Once you’ve decided on an industry (for now- none of us are stuck anywhere!), the next step is to look for a job. You have a lot more say in this than you think. Aside from practicing your interview skills (and making your resume sound like you have a lot more experience than you feel like you have), this moment gives you a chance to think through your personality and the environment you prefer to work in. What company size to choose?
Here’s the Nav.it skinny on types of companies.
Small, Bigger, Big
Forgive us for stating the obvious: businesses or organizations come in all shapes and sizes. There is no gold standard, but we point this out because- yes, it’s nice to work for a company with big name recognition- but there are upsides and downsides to big, and you should take into consideration small or medium companies when looking for work.

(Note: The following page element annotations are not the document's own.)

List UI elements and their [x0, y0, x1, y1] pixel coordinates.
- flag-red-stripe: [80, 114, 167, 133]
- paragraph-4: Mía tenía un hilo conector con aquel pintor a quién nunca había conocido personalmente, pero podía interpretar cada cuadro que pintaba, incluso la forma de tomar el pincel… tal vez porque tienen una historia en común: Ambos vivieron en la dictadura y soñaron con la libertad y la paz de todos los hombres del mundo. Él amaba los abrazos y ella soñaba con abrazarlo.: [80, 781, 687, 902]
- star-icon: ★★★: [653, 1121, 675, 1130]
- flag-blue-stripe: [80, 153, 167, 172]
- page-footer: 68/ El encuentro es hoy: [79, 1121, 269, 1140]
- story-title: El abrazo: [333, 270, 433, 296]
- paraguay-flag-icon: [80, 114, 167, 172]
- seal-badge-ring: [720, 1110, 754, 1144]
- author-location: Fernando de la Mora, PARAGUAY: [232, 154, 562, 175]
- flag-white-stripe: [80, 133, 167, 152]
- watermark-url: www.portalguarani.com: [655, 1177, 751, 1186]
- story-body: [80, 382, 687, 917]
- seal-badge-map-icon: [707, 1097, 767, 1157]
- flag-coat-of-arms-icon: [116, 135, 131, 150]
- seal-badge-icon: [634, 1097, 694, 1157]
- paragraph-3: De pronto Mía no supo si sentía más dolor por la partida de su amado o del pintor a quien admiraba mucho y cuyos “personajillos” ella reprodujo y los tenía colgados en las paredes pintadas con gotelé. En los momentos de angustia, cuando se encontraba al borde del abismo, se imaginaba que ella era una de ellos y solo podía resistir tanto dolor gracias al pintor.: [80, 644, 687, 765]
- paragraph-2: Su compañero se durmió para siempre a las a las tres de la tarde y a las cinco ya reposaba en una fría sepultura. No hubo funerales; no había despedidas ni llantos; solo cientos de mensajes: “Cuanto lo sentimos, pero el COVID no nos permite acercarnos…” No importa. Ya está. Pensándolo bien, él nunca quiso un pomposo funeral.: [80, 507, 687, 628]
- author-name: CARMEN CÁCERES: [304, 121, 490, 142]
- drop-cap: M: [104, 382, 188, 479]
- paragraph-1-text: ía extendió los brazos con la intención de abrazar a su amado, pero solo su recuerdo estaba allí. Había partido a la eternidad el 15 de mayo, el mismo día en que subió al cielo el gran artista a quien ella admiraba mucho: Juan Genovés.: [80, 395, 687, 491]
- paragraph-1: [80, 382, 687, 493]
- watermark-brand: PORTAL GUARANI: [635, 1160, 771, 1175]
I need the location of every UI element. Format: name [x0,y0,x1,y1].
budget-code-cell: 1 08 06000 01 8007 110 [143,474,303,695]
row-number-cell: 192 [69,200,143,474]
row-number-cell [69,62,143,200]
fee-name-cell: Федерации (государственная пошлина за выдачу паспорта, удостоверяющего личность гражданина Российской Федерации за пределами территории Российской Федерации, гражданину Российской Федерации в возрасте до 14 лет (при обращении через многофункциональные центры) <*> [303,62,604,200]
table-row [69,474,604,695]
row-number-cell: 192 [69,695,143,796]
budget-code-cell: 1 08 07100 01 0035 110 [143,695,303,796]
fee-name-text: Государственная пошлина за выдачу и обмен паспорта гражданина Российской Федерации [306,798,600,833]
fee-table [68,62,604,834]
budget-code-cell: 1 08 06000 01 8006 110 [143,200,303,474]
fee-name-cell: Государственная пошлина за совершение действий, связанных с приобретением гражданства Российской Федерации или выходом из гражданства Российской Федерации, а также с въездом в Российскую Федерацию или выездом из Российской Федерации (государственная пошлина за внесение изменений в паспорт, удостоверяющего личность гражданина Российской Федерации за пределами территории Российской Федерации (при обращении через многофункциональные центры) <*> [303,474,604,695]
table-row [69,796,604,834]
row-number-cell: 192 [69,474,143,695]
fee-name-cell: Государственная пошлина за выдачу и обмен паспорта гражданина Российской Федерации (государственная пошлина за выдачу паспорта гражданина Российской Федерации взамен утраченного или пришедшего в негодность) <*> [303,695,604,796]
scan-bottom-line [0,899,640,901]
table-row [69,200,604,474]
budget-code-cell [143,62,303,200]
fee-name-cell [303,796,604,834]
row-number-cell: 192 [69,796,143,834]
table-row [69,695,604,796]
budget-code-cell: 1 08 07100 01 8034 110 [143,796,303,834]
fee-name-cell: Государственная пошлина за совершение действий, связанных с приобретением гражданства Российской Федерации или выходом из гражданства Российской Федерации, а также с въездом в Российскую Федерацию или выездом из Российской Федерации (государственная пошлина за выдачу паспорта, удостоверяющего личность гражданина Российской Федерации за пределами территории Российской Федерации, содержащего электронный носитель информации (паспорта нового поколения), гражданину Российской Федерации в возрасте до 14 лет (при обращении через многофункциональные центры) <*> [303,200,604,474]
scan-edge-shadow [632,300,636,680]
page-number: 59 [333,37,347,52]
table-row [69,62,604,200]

Small companies tend to have more upwards mobility or often give more responsibility to lower level positions. Also, if you’re proactive and strategic, you might be able to increase your responsibility and gain more experience quicker. There is a lot more, but if you’re looking at small, make sure you like the colleagues with whom you will work. One downside of smaller organizations is that people may have been promoted too quickly. Also, if the company hasn’t established its revenue stream yet, the direction it takes can change (and may feel like whiplash occasionally…).
Medium size groups sometimes are really right in the middle. They have some flexibility and upward mobility, but could also have some level of bureaucracy. If they are growing, they tend to have money and less growing pains than smaller organizations. If they are chugging along, they may have some entrenched staff and hopefully their organizational culture is solidified to create a positive environment for everyone. Advice here: ask people who work there how they like it.
And then there are the big guys. In general, large size organizations tend to have beaucoup bucks, so salaries might be cush. The organizational culture in big companies can be hit or miss. Sometimes they are awesome, sometimes they can be too sprawling, or too focused on the bottom line. One positive aspect of big companies is that usually a lot has been written about them. So do your research!
Tip of the day
To get a sense of an organizational culture: do a quick check of their employee benefits.
What type of vacation package do they have? Flex, two weeks, use-them or lose-them? Want work – life balance? Check the company’s maternity/paternity leave policy. That will give you a sense of where their priorities lie (even if you don’t want kids, it’s a barometer reading).
Finally, if you can ask people working at the place what it’s like to work there, try and do it!
If you’re starting out, you may have to try different companies to get a feel for your options. That’s just life. However, over time, you will start to understand the culture and atmosphere in which you are the most productive and comfortable. Then the Power You can target who and what you want as you grow.